Burning wood, natural gas, kerosene and other fuels produce carbon monoxide. Unless fireplaces, wood and gas stoves, and gas appliances are properly vented, cleaned and used, they can leak dangerous amounts of carbon monoxide. You should:

- Have fireplace and wood stove chimneys and flues inspected yearly and cleaned when necessary.

- Put a smoke detector and battery-operated carbon monoxide detector in areas where you use fireplaces, wood stoves or kerosene heaters.

- Open a window - just a crack will do - when using a kerosene stove.

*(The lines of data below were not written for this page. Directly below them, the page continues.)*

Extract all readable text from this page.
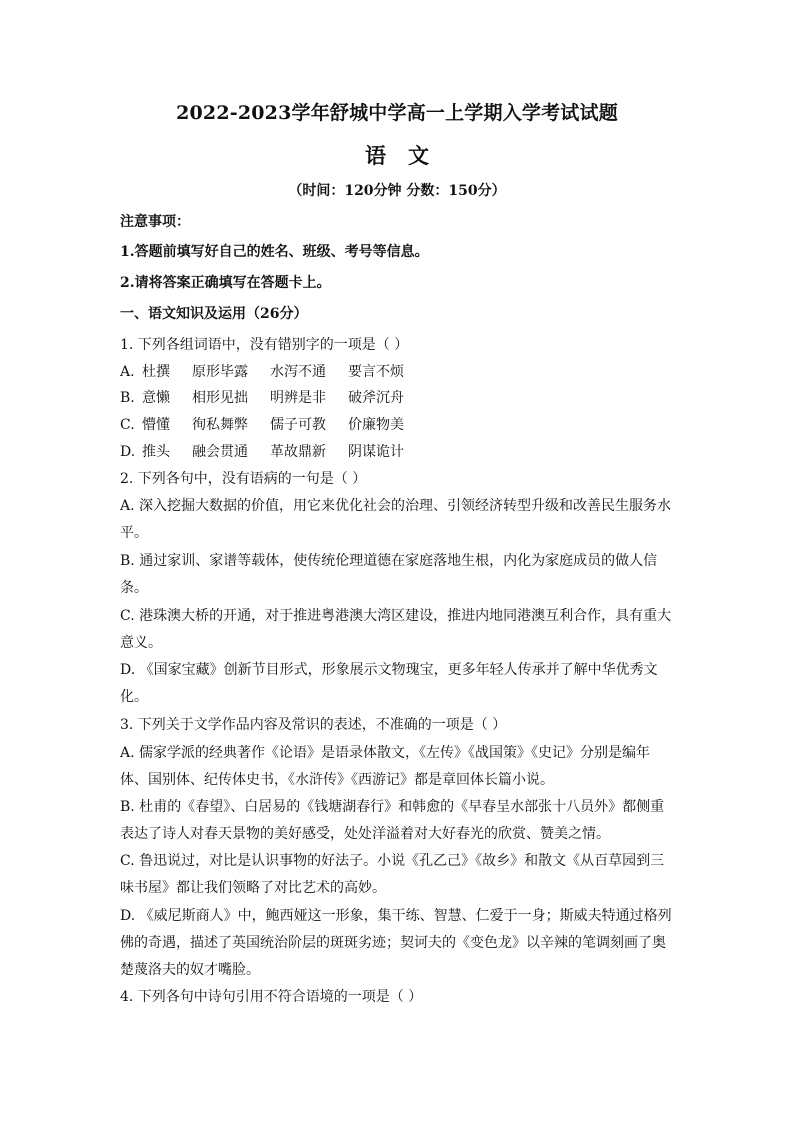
2022-2023学年舒城中学高一上学期入学考试试题
语 文
（时间：120分钟 分数：150分）
注意事项：
1.答题前填写好自己的姓名、班级、考号等信息。
2.请将答案正确填写在答题卡上。
一、语文知识及运用（26分）
1. 下列各组词语中，没有错别字的一项是（ ）
A. 杜撰 原形毕露 水泻不通 要言不烦
B. 意懒 相形见拙 明辨是非 破斧沉舟
C. 懵懂 徇私舞弊 儒子可教 价廉物美
D. 推头 融会贯通 革故鼎新 阴谋诡计
2. 下列各句中，没有语病的一句是（ ）
A. 深入挖掘大数据的价值，用它来优化社会的治理、引领经济转型升级和改善民生服务水
平。
B. 通过家训、家谱等载体，使传统伦理道德在家庭落地生根，内化为家庭成员的做人信
条。
C. 港珠澳大桥的开通，对于推进粤港澳大湾区建设，推进内地同港澳互利合作，具有重大
意义。
D. 《国家宝藏》创新节目形式，形象展示文物瑰宝，更多年轻人传承并了解中华优秀文
化。
3. 下列关于文学作品内容及常识的表述，不准确的一项是（ ）
A. 儒家学派的经典著作《论语》是语录体散文，《左传》《战国策》《史记》分别是编年
体、国别体、纪传体史书，《水浒传》《西游记》都是章回体长篇小说。
B. 杜甫的《春望》、白居易的《钱塘湖春行》和韩愈的《早春呈水部张十八员外》都侧重
表达了诗人对春天景物的美好感受，处处洋溢着对大好春光的欣赏、赞美之情。
C. 鲁迅说过，对比是认识事物的好法子。小说《孔乙己》《故乡》和散文《从百草园到三
味书屋》都让我们领略了对比艺术的高妙。
D. 《威尼斯商人》中，鲍西娅这一形象，集干练、智慧、仁爱于一身；斯威夫特通过格列
佛的奇遇，描述了英国统治阶层的斑斑劣迹；契诃夫的《变色龙》以辛辣的笔调刻画了奥
楚蔑洛夫的奴才嘴脸。
4. 下列各句中诗句引用不符合语境的一项是（ ）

- Make sure space heaters are at least 3 feet away from anything that might catch fire, such as curtains, bedding and furniture.

- Never try to heat your home using a gas stove, charcoal grill or other stove not made for home heating.


Adults 65 and older are involved in more car accidents per mile driven than those in nearly all other age groups. Since winter driving can be dangerous, you should:

- Winterize your car (have the antifreeze, tires and windshield wipers checked and changed if necessary.)

- Check weather reports and check for winter weather advisories before beginning long car trips.

- Do not drive on icy roads, overpasses or bridges, if possible; look for another route.

- Slow down when roads are covered with snow or ice.

- Take a cell phone with you when driving in bad weather and let someone know where you're going and when you expect to arrive so they can call for help if you're late.